学术文献库

Understanding the dynamic processes of the glassy system continues to be challenging. Recent advances have shown the power of graph neural networks (GNNs) for determining the correlation between structure and dynamics in the glassy system. These methods treat the glassy system as a topological graph. However, the inherent "smoothness" property of the dynamics on the graph (variation of dynamics over the graph) is ignored, resulting in a deteriorated performance of GNN for dynamic predictions over various time scales. In this paper, we first present an experimental investigation assessing the smoothness patterns of particle dynamics from the graph perspective.
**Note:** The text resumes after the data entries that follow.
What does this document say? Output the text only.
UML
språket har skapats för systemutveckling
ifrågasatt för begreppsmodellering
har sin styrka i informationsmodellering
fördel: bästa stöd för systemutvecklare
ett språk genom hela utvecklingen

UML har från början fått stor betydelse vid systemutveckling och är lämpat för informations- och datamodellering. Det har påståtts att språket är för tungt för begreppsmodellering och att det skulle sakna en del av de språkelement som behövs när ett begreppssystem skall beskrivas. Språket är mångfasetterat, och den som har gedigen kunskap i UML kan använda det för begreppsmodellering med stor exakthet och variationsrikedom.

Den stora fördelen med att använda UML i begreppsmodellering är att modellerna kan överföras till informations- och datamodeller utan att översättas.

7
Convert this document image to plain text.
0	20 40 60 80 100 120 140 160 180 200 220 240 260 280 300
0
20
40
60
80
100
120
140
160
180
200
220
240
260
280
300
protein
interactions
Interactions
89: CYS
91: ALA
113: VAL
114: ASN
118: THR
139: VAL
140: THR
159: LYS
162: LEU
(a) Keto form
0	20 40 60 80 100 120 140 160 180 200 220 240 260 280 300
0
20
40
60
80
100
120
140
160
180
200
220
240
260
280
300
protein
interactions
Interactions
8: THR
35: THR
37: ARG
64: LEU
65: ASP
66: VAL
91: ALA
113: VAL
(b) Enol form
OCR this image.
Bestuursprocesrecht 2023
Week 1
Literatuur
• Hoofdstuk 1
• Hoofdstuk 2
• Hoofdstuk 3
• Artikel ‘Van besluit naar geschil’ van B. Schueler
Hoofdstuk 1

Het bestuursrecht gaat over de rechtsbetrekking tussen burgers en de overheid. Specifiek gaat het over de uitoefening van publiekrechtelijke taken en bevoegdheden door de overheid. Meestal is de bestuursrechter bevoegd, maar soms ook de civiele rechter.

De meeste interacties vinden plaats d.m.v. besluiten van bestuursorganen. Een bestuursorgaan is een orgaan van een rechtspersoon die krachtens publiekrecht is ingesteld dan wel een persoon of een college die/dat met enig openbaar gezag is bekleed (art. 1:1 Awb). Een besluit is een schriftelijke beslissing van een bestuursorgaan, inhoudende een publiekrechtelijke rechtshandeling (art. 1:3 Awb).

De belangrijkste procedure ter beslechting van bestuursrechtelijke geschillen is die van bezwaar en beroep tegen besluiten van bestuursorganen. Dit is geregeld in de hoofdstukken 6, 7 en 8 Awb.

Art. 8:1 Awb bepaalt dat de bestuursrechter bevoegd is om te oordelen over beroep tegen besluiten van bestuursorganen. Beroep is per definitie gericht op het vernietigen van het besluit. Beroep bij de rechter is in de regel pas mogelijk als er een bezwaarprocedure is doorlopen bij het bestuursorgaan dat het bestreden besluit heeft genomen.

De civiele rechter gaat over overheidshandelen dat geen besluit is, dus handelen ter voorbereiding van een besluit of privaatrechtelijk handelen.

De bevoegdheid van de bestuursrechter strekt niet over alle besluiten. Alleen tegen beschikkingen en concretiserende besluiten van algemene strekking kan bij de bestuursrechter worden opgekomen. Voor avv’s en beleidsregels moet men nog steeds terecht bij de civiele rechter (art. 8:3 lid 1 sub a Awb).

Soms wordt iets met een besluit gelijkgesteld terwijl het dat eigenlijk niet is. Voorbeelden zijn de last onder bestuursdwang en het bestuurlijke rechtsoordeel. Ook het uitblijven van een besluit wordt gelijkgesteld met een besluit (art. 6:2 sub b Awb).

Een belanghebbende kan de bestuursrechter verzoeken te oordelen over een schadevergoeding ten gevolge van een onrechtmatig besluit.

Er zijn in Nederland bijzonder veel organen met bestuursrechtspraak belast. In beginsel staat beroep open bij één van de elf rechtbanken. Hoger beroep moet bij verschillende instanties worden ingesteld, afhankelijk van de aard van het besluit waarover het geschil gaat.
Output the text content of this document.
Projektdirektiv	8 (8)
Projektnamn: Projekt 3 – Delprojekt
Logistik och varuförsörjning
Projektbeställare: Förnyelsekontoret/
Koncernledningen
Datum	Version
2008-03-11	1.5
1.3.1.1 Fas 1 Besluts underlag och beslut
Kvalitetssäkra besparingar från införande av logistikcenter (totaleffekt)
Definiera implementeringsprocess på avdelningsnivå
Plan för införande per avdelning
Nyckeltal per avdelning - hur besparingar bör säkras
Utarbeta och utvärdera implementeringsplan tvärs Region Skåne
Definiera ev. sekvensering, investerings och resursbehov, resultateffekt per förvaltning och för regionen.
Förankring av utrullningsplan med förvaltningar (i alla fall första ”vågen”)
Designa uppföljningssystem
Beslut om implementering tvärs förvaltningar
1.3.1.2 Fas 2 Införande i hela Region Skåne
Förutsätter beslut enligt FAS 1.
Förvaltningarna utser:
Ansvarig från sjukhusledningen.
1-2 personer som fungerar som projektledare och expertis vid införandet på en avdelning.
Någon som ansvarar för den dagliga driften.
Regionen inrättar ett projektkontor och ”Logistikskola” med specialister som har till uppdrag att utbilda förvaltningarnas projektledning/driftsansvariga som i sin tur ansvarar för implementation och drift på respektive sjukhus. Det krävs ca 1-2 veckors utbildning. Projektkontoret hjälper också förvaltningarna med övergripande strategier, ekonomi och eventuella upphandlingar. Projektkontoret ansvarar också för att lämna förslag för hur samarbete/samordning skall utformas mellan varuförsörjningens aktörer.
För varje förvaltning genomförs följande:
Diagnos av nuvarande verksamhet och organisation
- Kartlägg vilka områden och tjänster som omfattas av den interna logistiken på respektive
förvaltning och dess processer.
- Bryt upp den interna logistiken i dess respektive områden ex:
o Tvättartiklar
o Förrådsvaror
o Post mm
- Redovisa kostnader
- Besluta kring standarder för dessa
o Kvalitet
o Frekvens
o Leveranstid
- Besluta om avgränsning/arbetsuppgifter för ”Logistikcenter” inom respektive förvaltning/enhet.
The results indicate that the long-time dynamics exhibit a smoother property on the graph, while the short-time dynamics reveal a distinctly non-smooth pattern. To establish the relationship between the static structure and dynamics with different smoothness patterns, we propose a novel geometry-enhanced graph neural network (Geo-GNN) model. The Geo-GNN architecture consists of a geometry feature encoder that incorporates rotation-invariant distances and angles to enhance geometric feature learning and a geometry-enhanced aggregation block that can adaptively learn the underlying smoothness patterns during message passing. Experimental results demonstrate that our method is able to capture the inherent smoothness pattern of particles and outperforms state-of-the-art baselines in predicting the dynamics across all time scales. A subsequent study has revealed that geometric features are critical for the model to accurately capture smoothness patterns in dynamics. Our research not only refines the method for predicting glassy dynamics but also provides a new lens through which to investigate the issue of causality regarding dynamical heterogeneity in glasses.